Reputation: 97
I have the following loop setting:
for( int k = 0 ; k < N ; j++ )
{
while( 1 )
{
for( int i = 0 ; i < N ; i++ )
{
int sum = 0;
for( int j = nums[i] ; j < nums[i+1] ; j++ )
{
sum = sum + nums[i];
}
}
if( sum == some_desired_value )
break;
}
}
I want to parallelise this code using openmp. N is a very large integer. Since the outer k loop is very much independent of what is happening in the i loop, I planned on using parallel for in k and j loops as below. But I know that this is not a correct setting, as already the number of iterations will be distributed per thread in the k loop, and hence, only one thread will be there per k loop iteration, leaving no thread-iteration distribution possible for the inner i loop.
#pragma omp parallel for
for( int k = 0 ; k < N ; j++ )
{
while( 1 )
{
#pragma omp parallel for
for( int i = 0 ; i < N ; i++ )
{
int sum = 0;
for( int j = nums[i] ; j < nums[i+1] ; j++ )
{
sum = sum + nums[i];
}
}
if( sum == some_desired_value )
break;
}
}
I want to know if there is some way possible where I can achieve the above setting?
PS: Nested loops might come handy, but I am not sure if I can use them in this setting?
Upvotes: 0
Views: 384
Reputation: 3031
As long as N is much bigger than the number of physical cpu cores at your disposal, you should not parallelize the inner loop as well.
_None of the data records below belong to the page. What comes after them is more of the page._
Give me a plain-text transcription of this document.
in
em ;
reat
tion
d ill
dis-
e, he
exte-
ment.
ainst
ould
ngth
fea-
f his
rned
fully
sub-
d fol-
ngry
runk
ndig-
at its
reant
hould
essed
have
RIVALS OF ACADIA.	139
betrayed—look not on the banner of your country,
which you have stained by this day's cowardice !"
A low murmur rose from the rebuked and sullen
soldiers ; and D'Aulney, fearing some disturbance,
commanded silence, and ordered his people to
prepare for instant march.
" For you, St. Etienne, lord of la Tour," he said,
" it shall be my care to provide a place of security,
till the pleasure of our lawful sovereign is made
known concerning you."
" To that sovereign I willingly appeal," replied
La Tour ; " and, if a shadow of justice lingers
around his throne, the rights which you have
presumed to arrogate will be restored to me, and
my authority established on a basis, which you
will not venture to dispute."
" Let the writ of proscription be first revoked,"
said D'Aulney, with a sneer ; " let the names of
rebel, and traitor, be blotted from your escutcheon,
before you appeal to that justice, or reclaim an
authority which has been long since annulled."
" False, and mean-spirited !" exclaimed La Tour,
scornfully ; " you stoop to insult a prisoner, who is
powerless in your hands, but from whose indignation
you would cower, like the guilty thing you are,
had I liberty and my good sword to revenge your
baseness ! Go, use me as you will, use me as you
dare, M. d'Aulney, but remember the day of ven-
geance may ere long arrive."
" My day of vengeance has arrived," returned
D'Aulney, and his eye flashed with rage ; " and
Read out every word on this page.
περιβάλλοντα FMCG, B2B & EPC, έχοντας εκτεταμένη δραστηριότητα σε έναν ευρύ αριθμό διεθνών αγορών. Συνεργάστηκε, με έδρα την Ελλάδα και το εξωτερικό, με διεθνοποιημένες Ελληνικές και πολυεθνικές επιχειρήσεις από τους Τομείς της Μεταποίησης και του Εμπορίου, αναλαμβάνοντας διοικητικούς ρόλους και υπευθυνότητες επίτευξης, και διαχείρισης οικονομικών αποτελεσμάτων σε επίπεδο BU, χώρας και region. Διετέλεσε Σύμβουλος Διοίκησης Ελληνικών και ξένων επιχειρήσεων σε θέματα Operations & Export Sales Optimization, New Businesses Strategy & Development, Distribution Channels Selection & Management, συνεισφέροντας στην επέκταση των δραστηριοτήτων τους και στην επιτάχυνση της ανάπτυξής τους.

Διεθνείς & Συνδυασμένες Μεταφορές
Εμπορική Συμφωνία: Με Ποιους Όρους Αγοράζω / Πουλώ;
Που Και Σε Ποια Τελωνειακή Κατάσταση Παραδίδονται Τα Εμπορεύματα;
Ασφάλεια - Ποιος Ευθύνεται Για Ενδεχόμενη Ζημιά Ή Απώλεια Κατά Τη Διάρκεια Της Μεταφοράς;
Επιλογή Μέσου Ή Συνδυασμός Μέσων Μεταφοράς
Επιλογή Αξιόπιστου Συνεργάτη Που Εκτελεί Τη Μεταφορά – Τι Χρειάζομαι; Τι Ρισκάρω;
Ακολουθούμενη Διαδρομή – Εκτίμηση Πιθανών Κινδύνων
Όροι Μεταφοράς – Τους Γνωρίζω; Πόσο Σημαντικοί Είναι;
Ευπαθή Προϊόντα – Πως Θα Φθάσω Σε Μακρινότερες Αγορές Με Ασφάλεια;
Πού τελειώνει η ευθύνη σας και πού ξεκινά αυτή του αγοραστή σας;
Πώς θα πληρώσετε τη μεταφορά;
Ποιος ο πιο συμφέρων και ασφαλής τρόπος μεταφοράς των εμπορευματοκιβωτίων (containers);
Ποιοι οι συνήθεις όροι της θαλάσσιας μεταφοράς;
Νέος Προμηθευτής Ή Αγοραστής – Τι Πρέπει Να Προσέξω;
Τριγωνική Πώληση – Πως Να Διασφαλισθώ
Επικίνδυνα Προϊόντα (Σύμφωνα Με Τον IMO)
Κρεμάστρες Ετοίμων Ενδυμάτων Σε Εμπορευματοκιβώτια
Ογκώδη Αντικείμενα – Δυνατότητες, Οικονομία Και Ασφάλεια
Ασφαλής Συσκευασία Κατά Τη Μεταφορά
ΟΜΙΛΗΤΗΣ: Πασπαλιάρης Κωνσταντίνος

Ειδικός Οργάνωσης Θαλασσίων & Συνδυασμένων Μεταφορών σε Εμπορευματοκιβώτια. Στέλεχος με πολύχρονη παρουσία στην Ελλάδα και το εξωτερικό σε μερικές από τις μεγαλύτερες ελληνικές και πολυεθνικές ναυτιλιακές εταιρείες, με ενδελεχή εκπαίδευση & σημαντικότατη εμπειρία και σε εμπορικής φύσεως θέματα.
In parallel lingo one would say that the outer loop provides enough parallelism, such that trying to parallelize the inner loop will in the best case add more overhead due to thread creation and in the worst case oversubscribe you system.
Only if regularly N is of the same order of magnitude as the numbber of cores you should start to think about further parallelizing that loop nest, which in this case may be far from trivial.
Upvotes: 1